II – SUR LES DEMANDES ANNEXES
Le juge a condamné le Docteur [M] à payer à M. [S] et Madame [O] temps son nom personnel qu’en qualité de représentante légale de leur fille mineure, la somme de 3000 euros au titre des frais irrépétibles, et à supporter les dépens de l’instance avec distraction le cas échéant.
La cour d’appel a:
confirmé le jugement s’agissant des frais irrépétibles et les dépens,
et à réserver les dépens d’appel et les frais irrépétibles d’appel.
M. [E] [S] sollicite la condamnation du Docteur [M] à lui payer la somme de 4500 euros au titre des frais irrépétibles en cause d’appel et sa condamnation aux dépens de première instance et d’appel avec distraction au profit de Maître Roselyne Simon-Thibaud.
Le Docteur [M] sollicite la condamnation de M. [E] [S] à lui payer la somme de 1 500 euros au titre des frais irrépétibles et à supporter les entiers dépens de la procédure d’appel.
Réponse de la cour d’appel
Compte tenu que les dépens sont mis à la charge de la partie perdante et que les frais irrépétibles sont alloués en équité et peuvent être à la charge de la partie perdante, ces demandes au titre des frais irrépétibles en cause d’appel des dépens en cause d’appel seront réservés dans l’attente de l’issue du litige devant la présente cour d’appel. Il sera donc sursis à statuer sur ces demandes.
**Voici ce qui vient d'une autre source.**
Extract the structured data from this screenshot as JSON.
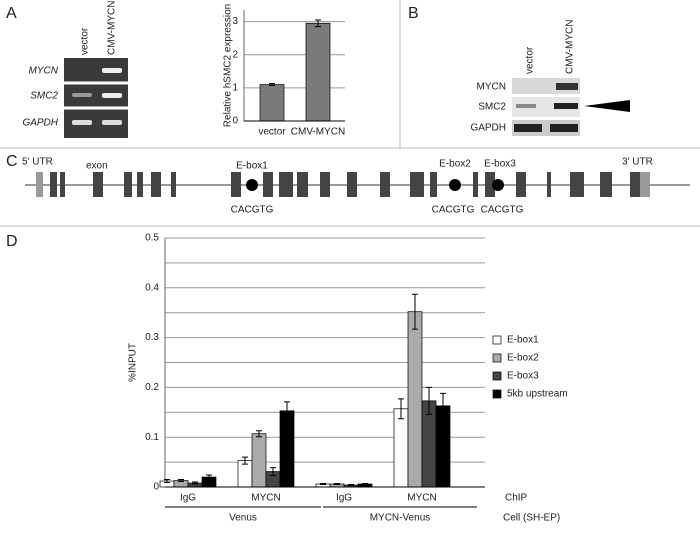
{
  "panels": [
    "A",
    "B",
    "C",
    "D"
  ],
  "gel_a": {
    "lanes": [
      "vector",
      "CMV-MYCN"
    ],
    "rows": [
      "MYCN",
      "SMC2",
      "GAPDH"
    ]
  },
  "blot_b": {
    "lanes": [
      "vector",
      "CMV-MYCN"
    ],
    "rows": [
      "MYCN",
      "SMC2",
      "GAPDH"
    ]
  },
  "gene_c": {
    "utr5": "5' UTR",
    "exon": "exon",
    "utr3": "3' UTR",
    "eboxes": [
      {
        "name": "E-box1",
        "motif": "CACGTG"
      },
      {
        "name": "E-box2",
        "motif": "CACGTG"
      },
      {
        "name": "E-box3",
        "motif": "CACGTG"
      }
    ]
  },
  "chart_data": [
    {
      "type": "bar",
      "ylabel": "Relative hSMC2 expression",
      "categories": [
        "vector",
        "CMV-MYCN"
      ],
      "values": [
        1.1,
        2.95
      ],
      "errors": [
        0.03,
        0.1
      ],
      "color": "#7a7a7a",
      "ylim": [
        0,
        3.35
      ],
      "yticks": [
        0,
        1,
        2,
        3
      ],
      "grid": true
    },
    {
      "type": "bar",
      "ylabel": "%INPUT",
      "categories": [
        "IgG",
        "MYCN",
        "IgG",
        "MYCN"
      ],
      "groups": [
        {
          "name": "Venus",
          "size": 2
        },
        {
          "name": "MYCN-Venus",
          "size": 2
        }
      ],
      "category_axis_label": "ChIP",
      "group_axis_label": "Cell (SH-EP)",
      "series": [
        {
          "name": "E-box1",
          "color": "#ffffff",
          "values": [
            0.012,
            0.053,
            0.006,
            0.157
          ],
          "errors": [
            0.003,
            0.007,
            0.001,
            0.02
          ]
        },
        {
          "name": "E-box2",
          "color": "#aaaaaa",
          "values": [
            0.013,
            0.107,
            0.006,
            0.352
          ],
          "errors": [
            0.002,
            0.006,
            0.001,
            0.035
          ]
        },
        {
          "name": "E-box3",
          "color": "#444444",
          "values": [
            0.008,
            0.031,
            0.004,
            0.173
          ],
          "errors": [
            0.002,
            0.008,
            0.001,
            0.027
          ]
        },
        {
          "name": "5kb upstream",
          "color": "#000000",
          "values": [
            0.02,
            0.153,
            0.006,
            0.163
          ],
          "errors": [
            0.004,
            0.018,
            0.001,
            0.025
          ]
        }
      ],
      "ylim": [
        0,
        0.5
      ],
      "yticks": [
        0,
        0.1,
        0.2,
        0.3,
        0.4,
        0.5
      ],
      "minor_yticks": [
        0.05,
        0.15,
        0.25,
        0.35,
        0.45
      ],
      "grid": true,
      "legend": "right"
    }
  ]
}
L’arrêt sera déclaré commun à la Caisse Primaire d’assurance maladie des Bouches-du-Rhône en application de l’article L 376-1 du code de la sécurité sociale.
PAR CES MOTIFS
La cour, statuant publiquement, par mise à disposition au greffe et par arrêt réputé contradictoire
Statuant dans les limites de sa saisine,
DÉBOUTE M. [E] [S] de sa demande au titre d’un préjudice autonome de formation continue,
AVANT DIRE DROIT, sur les demandes au titre de la perte de gains professionnels futurs et de l’incidence professionnelle,
RENVOIE les parties et la cause à la mise en état,
DIT qu’il appartiendra à M. [E] [S] de conclure avant le 7 janvier 2026, et au Docteur [M] de répliquer avant le 25 mars 2026,
SURSOIT à statuer sur les dépens d’appel et les frais irrépétibles exposés devant la cour d’appel,
RENVOIE à l’audience du 6 mai 2026, 8 h 30,
DÉCLARE le présent arrêt commun à la Caisse Primaire d’Assurance Maladie des Bouches-du-Rhône.